The American Law Institute (ALI) has issued the first volume of its “Restatement Third, Torts: Liability for Physical and Emotional Harm,” an updated and sweeping treatise on the law of torts by Michael D. Green Jr., professor at the Wake Forest University School of Law, and William C. Powers Jr., president of The University of Texas at Austin.
Tort law addresses wrongful acts that injure other persons. The Restatement ranges across the output of the nation’s courts and has been compiled in consultation with leading tort experts from across the country. It constitutes a synthesis of modern tort law as it is and a guide to what it should become. It will be relied upon heavily by lawyers and judges, according to Lawrence Sager, dean of The University of Texas at Austin’s School of Law.

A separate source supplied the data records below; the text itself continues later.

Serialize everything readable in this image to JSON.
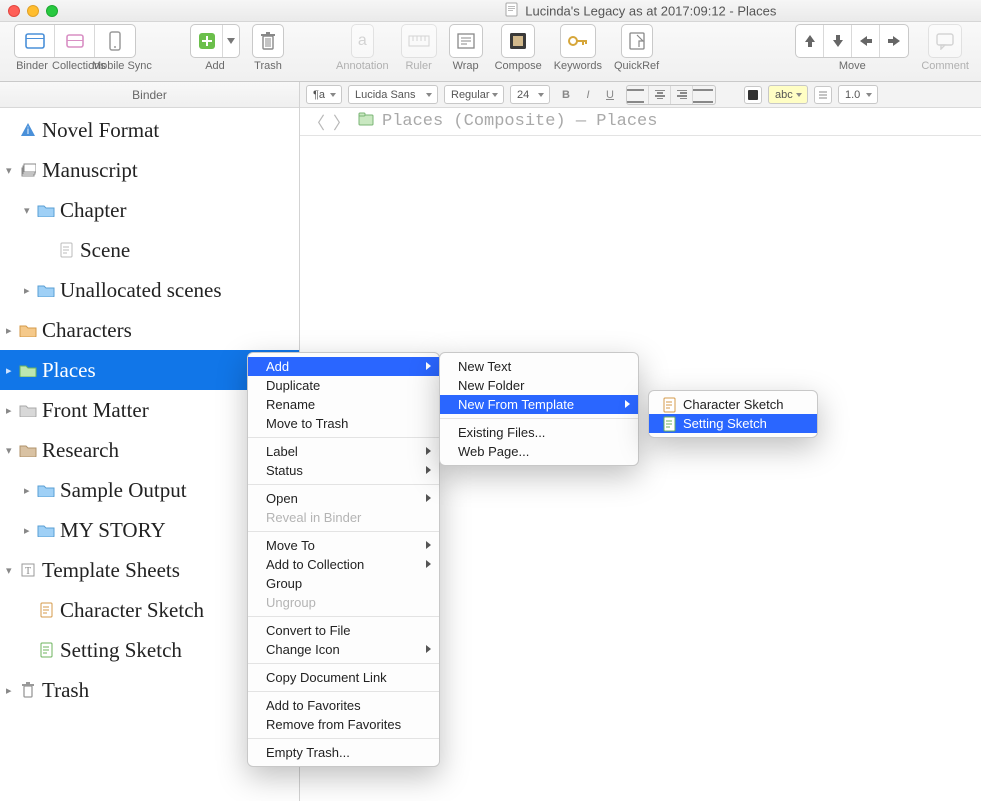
{
  "window": {
    "title": "Lucinda's Legacy as at 2017:09:12 - Places"
  },
  "toolbar": {
    "items": [
      {
        "label": "Binder"
      },
      {
        "label": "Collections"
      },
      {
        "label": "Mobile Sync"
      },
      {
        "label": "Add"
      },
      {
        "label": "Trash"
      },
      {
        "label": "Annotation"
      },
      {
        "label": "Ruler"
      },
      {
        "label": "Wrap"
      },
      {
        "label": "Compose"
      },
      {
        "label": "Keywords"
      },
      {
        "label": "QuickRef"
      },
      {
        "label": "Move"
      },
      {
        "label": "Comment"
      }
    ]
  },
  "formatbar": {
    "para": "¶a",
    "font": "Lucida Sans",
    "weight": "Regular",
    "size": "24",
    "b": "B",
    "i": "I",
    "u": "U",
    "highlight": "abc",
    "spacing": "1.0"
  },
  "sidebar": {
    "header": "Binder",
    "items": [
      {
        "label": "Novel Format",
        "level": 1,
        "icon": "info",
        "disc": ""
      },
      {
        "label": "Manuscript",
        "level": 1,
        "icon": "stack",
        "disc": "▾"
      },
      {
        "label": "Chapter",
        "level": 2,
        "icon": "folder-blue",
        "disc": "▾"
      },
      {
        "label": "Scene",
        "level": 3,
        "icon": "page",
        "disc": ""
      },
      {
        "label": "Unallocated scenes",
        "level": 2,
        "icon": "folder-blue",
        "disc": "▸"
      },
      {
        "label": "Characters",
        "level": 1,
        "icon": "folder-orange",
        "disc": "▸"
      },
      {
        "label": "Places",
        "level": 1,
        "icon": "folder-green",
        "disc": "▸",
        "selected": true
      },
      {
        "label": "Front Matter",
        "level": 1,
        "icon": "folder-gray",
        "disc": "▸"
      },
      {
        "label": "Research",
        "level": 1,
        "icon": "folder-brown",
        "disc": "▾"
      },
      {
        "label": "Sample Output",
        "level": 2,
        "icon": "folder-blue",
        "disc": "▸"
      },
      {
        "label": "MY STORY",
        "level": 2,
        "icon": "folder-blue",
        "disc": "▸"
      },
      {
        "label": "Template Sheets",
        "level": 1,
        "icon": "template",
        "disc": "▾"
      },
      {
        "label": "Character Sketch",
        "level": 2,
        "icon": "page-orange",
        "disc": ""
      },
      {
        "label": "Setting Sketch",
        "level": 2,
        "icon": "page-green",
        "disc": ""
      },
      {
        "label": "Trash",
        "level": 1,
        "icon": "trash",
        "disc": "▸"
      }
    ]
  },
  "pathbar": {
    "back": "〈",
    "fwd": "〉",
    "text": "Places (Composite) — Places"
  },
  "context_menu": {
    "items": [
      {
        "label": "Add",
        "sub": true,
        "hl": true
      },
      {
        "label": "Duplicate"
      },
      {
        "label": "Rename"
      },
      {
        "label": "Move to Trash"
      },
      {
        "sep": true
      },
      {
        "label": "Label",
        "sub": true
      },
      {
        "label": "Status",
        "sub": true
      },
      {
        "sep": true
      },
      {
        "label": "Open",
        "sub": true
      },
      {
        "label": "Reveal in Binder",
        "disabled": true
      },
      {
        "sep": true
      },
      {
        "label": "Move To",
        "sub": true
      },
      {
        "label": "Add to Collection",
        "sub": true
      },
      {
        "label": "Group"
      },
      {
        "label": "Ungroup",
        "disabled": true
      },
      {
        "sep": true
      },
      {
        "label": "Convert to File"
      },
      {
        "label": "Change Icon",
        "sub": true
      },
      {
        "sep": true
      },
      {
        "label": "Copy Document Link"
      },
      {
        "sep": true
      },
      {
        "label": "Add to Favorites"
      },
      {
        "label": "Remove from Favorites"
      },
      {
        "sep": true
      },
      {
        "label": "Empty Trash..."
      }
    ]
  },
  "submenu_add": {
    "items": [
      {
        "label": "New Text"
      },
      {
        "label": "New Folder"
      },
      {
        "label": "New From Template",
        "sub": true,
        "hl": true
      },
      {
        "sep": true
      },
      {
        "label": "Existing Files..."
      },
      {
        "label": "Web Page..."
      }
    ]
  },
  "submenu_template": {
    "items": [
      {
        "label": "Character Sketch",
        "icon": "page-orange"
      },
      {
        "label": "Setting Sketch",
        "icon": "page-green",
        "hl": true
      }
    ]
  }
}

“Producing a superb study of a tangled area of law like torts in the United States is a remarkable achievement, without more,” Sager said. “Producing it while serving first as Law School dean and then as university president is an astonishing accomplishment.”
Powers was dean of the university’s School of Law from 2000 to 2006, when he was named president of the university.

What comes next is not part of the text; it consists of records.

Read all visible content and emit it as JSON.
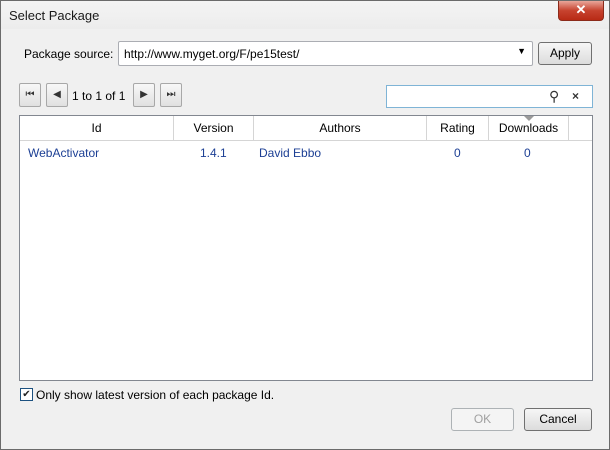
{
  "window": {
    "title": "Select Package",
    "close_symbol": "✕"
  },
  "source": {
    "label": "Package source:",
    "value": "http://www.myget.org/F/pe15test/",
    "dropdown_arrow": "▼",
    "apply_label": "Apply"
  },
  "pager": {
    "first_symbol": "⏮",
    "prev_symbol": "◀",
    "text": "1 to 1 of 1",
    "next_symbol": "▶",
    "last_symbol": "⏭"
  },
  "search": {
    "value": "",
    "icon": "⚲",
    "clear_symbol": "×"
  },
  "grid": {
    "columns": [
      "Id",
      "Version",
      "Authors",
      "Rating",
      "Downloads"
    ],
    "sorted_column": "Downloads",
    "rows": [
      {
        "id": "WebActivator",
        "version": "1.4.1",
        "authors": "David Ebbo",
        "rating": "0",
        "downloads": "0"
      }
    ]
  },
  "options": {
    "latest_only_label": "Only show latest version of each package Id.",
    "latest_only_checked": true,
    "check_symbol": "✔"
  },
  "buttons": {
    "ok_label": "OK",
    "ok_enabled": false,
    "cancel_label": "Cancel"
  }
}
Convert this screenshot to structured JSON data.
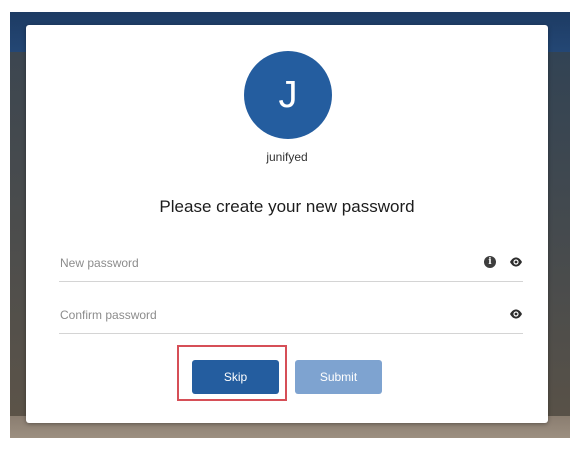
{
  "user": {
    "avatar_initial": "J",
    "username": "junifyed"
  },
  "form": {
    "title": "Please create your new password",
    "new_password": {
      "placeholder": "New password",
      "value": ""
    },
    "confirm_password": {
      "placeholder": "Confirm password",
      "value": ""
    },
    "info_icon": "info-icon",
    "show_password_icon": "eye-icon"
  },
  "buttons": {
    "skip_label": "Skip",
    "submit_label": "Submit",
    "skip_highlighted": true
  },
  "colors": {
    "primary": "#245d9f",
    "primary_disabled": "#7ea3d0",
    "highlight": "#d64f57"
  }
}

“Nowhere is the complexity of U.S. law more problematic than in the area of tort law,” said Jane Stapleton, the Ernest E. Smith Professor in the School of Law. “In navigating this crucial field, which involves hundreds of billions of dollars every year, American lawyers and courts have historically relied heavily on the guidance of the American Law Institute, which has now published its Third Restatement of the core principles in the field.
“Authored by two of the world’s most admired torts scholars, President Bill Powers and Professor Mike Green, this new magisterial work is destined to become the most influential single text in tort law in the English language.”
Powers holds the Hines H. Baker and Thelma Kelley Baker Chair in Law at The University of Texas at Austin School of Law and Green holds the Bess and Walter Williams Distinguished Chair at Wake Forest.